"Dearest Zac!" she said, running up at once to the boy and embracing him tenderly, "forgive me for the trial to which I have put your constancy. It was not my wish to do so, but the order of those who have the right to command. I have found a friend who is as able as he is willing to help us, and by his assistance I believe our happiness will yet be secured. By his power I have been enabled to visit you in your dungeon in the shape of a mouse, in order that I might convey to you some information which is quite necessary to your safety."
"But who is this powerful friend?" asked Zac, when, having returned her caress, he found words to express his feelings.
"He is Canetto, the Prince of the Forest Mannikins," replied Belinda; "and having been a near relative of my dear mother's, he is very well disposed towards me."
"What then am I to do?" asked the boy. "For, shut up, as I am, in this horrid dungeon, it seems to me that nobody can do anything for me, unless indeed they would change me into a mouse, that I might pass out by the same hole as that by which you entered."

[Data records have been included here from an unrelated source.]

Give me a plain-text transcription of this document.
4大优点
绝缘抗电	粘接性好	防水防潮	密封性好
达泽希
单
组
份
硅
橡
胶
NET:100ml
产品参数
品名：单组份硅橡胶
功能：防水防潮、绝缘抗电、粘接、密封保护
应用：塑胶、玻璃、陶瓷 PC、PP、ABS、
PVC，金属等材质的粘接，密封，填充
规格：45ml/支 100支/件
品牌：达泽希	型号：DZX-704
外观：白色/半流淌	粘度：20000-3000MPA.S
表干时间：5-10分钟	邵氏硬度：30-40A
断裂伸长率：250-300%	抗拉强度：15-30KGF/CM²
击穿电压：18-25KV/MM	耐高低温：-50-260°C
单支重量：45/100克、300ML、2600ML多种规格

"That," said Belinda, "might doubtless be a very good plan, but it is not the one which I am directed to follow. You must know that our friend, all-powerful in the forest, has elsewhere bounds and limits to his power, the reasons and degree of which you and I cannot understand. It is for this cause that he does not come here at once and deliver you from the dungeon; but, though he does not attempt this, he will give you such help as shall assuredly procure your deliverance in due time. He bade me tell you that you will certainly be taken out of this place to-morrow, when the king will advise with his council what to do with you. Be firm—though this I need scarcely tell you: if they give you your choice of death, or if they offer you one wish before you die, choose to be killed in the forest, under the shadow of the trees near my foster-mother's cottage, and if they grant that wish the rest will be easy. If (as is of course possible) they offer you no choice at all in the matter, you must pronounce the magic word which alone can prevent them harming you, but with which you are invulnerable."
"And what may that word be?" anxiously inquired Zac.

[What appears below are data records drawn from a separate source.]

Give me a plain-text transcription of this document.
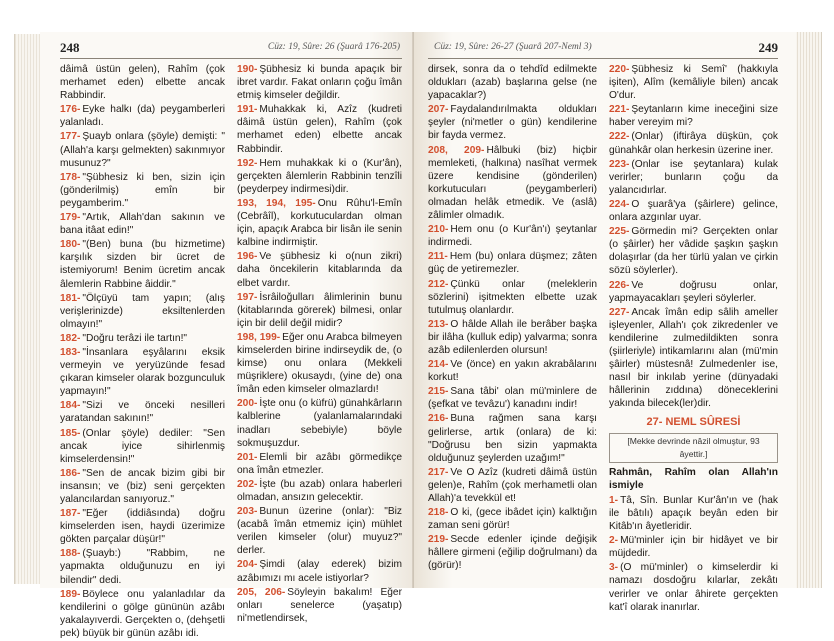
248	Cüz: 19, Sûre: 26 (Şuarâ 176-205)

dâimâ üstün gelen), Rahîm (çok merhamet eden) elbette ancak Rabbindir.

176- Eyke halkı (da) peygamberleri yalanladı.

177- Şuayb onlara (şöyle) demişti: "(Allah'a karşı gelmekten) sakınmıyor musunuz?"

178- "Şübhesiz ki ben, sizin için (gönderilmiş) emîn bir peygamberim."

179- "Artık, Allah'dan sakının ve bana itâat edin!"

180- "(Ben) buna (bu hizmetime) karşılık sizden bir ücret de istemiyorum! Benim ücretim ancak âlemlerin Rabbine âiddir."

181- "Ölçüyü tam yapın; (alış verişlerinizde) eksiltenlerden olmayın!"

182- "Doğru terâzi ile tartın!"

183- "İnsanlara eşyâlarını eksik vermeyin ve yeryüzünde fesad çıkaran kimseler olarak bozgunculuk yapmayın!"

184- "Sizi ve önceki nesilleri yaratandan sakının!"

185- (Onlar şöyle) dediler: "Sen ancak iyice sihirlenmiş kimselerdensin!"

186- "Sen de ancak bizim gibi bir insansın; ve (biz) seni gerçekten yalancılardan sanıyoruz."

187- "Eğer (iddiâsında) doğru kimselerden isen, haydi üzerimize gökten parçalar düşür!"

188- (Şuayb:) "Rabbim, ne yapmakta olduğunuzu en iyi bilendir" dedi.

189- Böylece onu yalanladılar da kendilerini o gölge gününün azâbı yakalayıverdi. Gerçekten o, (dehşetli pek) büyük bir günün azâbı idi.

190- Şübhesiz ki bunda apaçık bir ibret vardır. Fakat onların çoğu îmân etmiş kimseler değildir.

191- Muhakkak ki, Azîz (kudreti dâimâ üstün gelen), Rahîm (çok merhamet eden) elbette ancak Rabbindir.

192- Hem muhakkak ki o (Kur'ân), gerçekten âlemlerin Rabbinin tenzîli (peyderpey indirmesi)dir.

193, 194, 195- Onu Rûhu'l-Emîn (Cebrâîl), korkutuculardan olman için, apaçık Arabca bir lisân ile senin kalbine indirmiştir.

196- Ve şübhesiz ki o(nun zikri) daha öncekilerin kitablarında da elbet vardır.

197- İsrâiloğulları âlimlerinin bunu (kitablarında görerek) bilmesi, onlar için bir delil değil midir?

198, 199- Eğer onu Arabca bilmeyen kimselerden birine indirseydik de, (o kimse) onu onlara (Mekkeli müşriklere) okusaydı, (yine de) ona îmân eden kimseler olmazlardı!

200- İşte onu (o küfrü) günahkârların kalblerine (yalanlamalarındaki inadları sebebiyle) böyle sokmuşuzdur.

201- Elemli bir azâbı görmedikçe ona îmân etmezler.

202- İşte (bu azab) onlara haberleri olmadan, ansızın gelecektir.

203- Bunun üzerine (onlar): "Biz (acabâ îmân etmemiz için) mühlet verilen kimseler (olur) muyuz?" derler.

204- Şimdi (alay ederek) bizim azâbımızı mı acele istiyorlar?

205, 206- Söyleyin bakalım! Eğer onları senelerce (yaşatıp) ni'metlendirsek,

Cüz: 19, Sûre: 26-27 (Şuarâ 207-Neml 3)	249

dirsek, sonra da o tehdîd edilmekte oldukları (azab) başlarına gelse (ne yapacaklar?)

207- Faydalandırılmakta oldukları şeyler (ni'metler o gün) kendilerine bir fayda vermez.

208, 209- Hâlbuki (biz) hiçbir memleketi, (halkına) nasîhat vermek üzere kendisine (gönderilen) korkutucuları (peygamberleri) olmadan helâk etmedik. Ve (aslâ) zâlimler olmadık.

210- Hem onu (o Kur'ân'ı) şeytanlar indirmedi.

211- Hem (bu) onlara düşmez; zâten güç de yetiremezler.

212- Çünkü onlar (meleklerin sözlerini) işitmekten elbette uzak tutulmuş olanlardır.

213- O hâlde Allah ile berâber başka bir ilâha (kulluk edip) yalvarma; sonra azâb edilenlerden olursun!

214- Ve (önce) en yakın akrabâlarını korkut!

215- Sana tâbi' olan mü'minlere de (şefkat ve tevâzu') kanadını indir!

216- Buna rağmen sana karşı gelirlerse, artık (onlara) de ki: "Doğrusu ben sizin yapmakta olduğunuz şeylerden uzağım!"

217- Ve O Azîz (kudreti dâimâ üstün gelen)e, Rahîm (çok merhametli olan Allah)'a tevekkül et!

218- O ki, (gece ibâdet için) kalktığın zaman seni görür!

219- Secde edenler içinde değişik hâllere girmeni (eğilip doğrulmanı) da (görür)!

220- Şübhesiz ki Semî' (hakkıyla işiten), Alîm (kemâliyle bilen) ancak O'dur.

221- Şeytanların kime ineceğini size haber vereyim mi?

222- (Onlar) (iftirâya düşkün, çok günahkâr olan herkesin üzerine iner.

223- (Onlar ise şeytanlara) kulak verirler; bunların çoğu da yalancıdırlar.

224- O şuarâ'ya (şâirlere) gelince, onlara azgınlar uyar.

225- Görmedin mi? Gerçekten onlar (o şâirler) her vâdide şaşkın şaşkın dolaşırlar (da her türlü yalan ve çirkin sözü söylerler).

226- Ve doğrusu onlar, yapmayacakları şeyleri söylerler.

227- Ancak îmân edip sâlih ameller işleyenler, Allah'ı çok zikredenler ve kendilerine zulmedildikten sonra (şiirleriyle) intikamlarını alan (mü'min şâirler) müstesnâ! Zulmedenler ise, nasıl bir inkılab yerine (dünyadaki hâllerinin zıddına) döneceklerini yakında bilecek(ler)dir.

27- NEML SÛRESİ
[Mekke devrinde nâzil olmuştur, 93 âyettir.]
Rahmân, Rahîm olan Allah'ın ismiyle

1- Tâ, Sîn. Bunlar Kur'ân'ın ve (hak ile bâtılı) apaçık beyân eden bir Kitâb'ın âyetleridir.

2- Mü'minler için bir hidâyet ve bir müjdedir.

3- (O mü'minler) o kimselerdir ki namazı dosdoğru kılarlar, zekâtı verirler ve onlar âhirete gerçekten kat'î olarak inanırlar.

"It is not an easy one," replied the princess, "but as I may only say it twice, listen very carefully whilst I do so, that you may remember it well, since the least mistake might be attended with disastrous consequences. The word is—'Ballykaluphmenonabababandleby."
"What?" exclaimed Zac in a horrified voice; upon which the princess repeated the word again very slowly; but, though it doubtless appears very easy to the reader, it completely puzzled poor Zac. He shook his head mournfully—
"If it depends upon that," said he, "the game is up—I should never be able to pronounce that word, if I waited till apples grow on peach trees."
"I am very sorry," answered the princess in a sorrowful voice, "but you see I can only tell you what Canetto told me, and we must hope for the best. But now it is time for me to be off, for if I am not back at the palace soon, my absence will be discovered, and I may be exposed to unpleasant questions." So saying, she once more embraced the boy, and then, approaching the hole, muttered some words which the mannikin king had, no doubt, told her, and in another moment became once more a mouse, and vanished from his sight.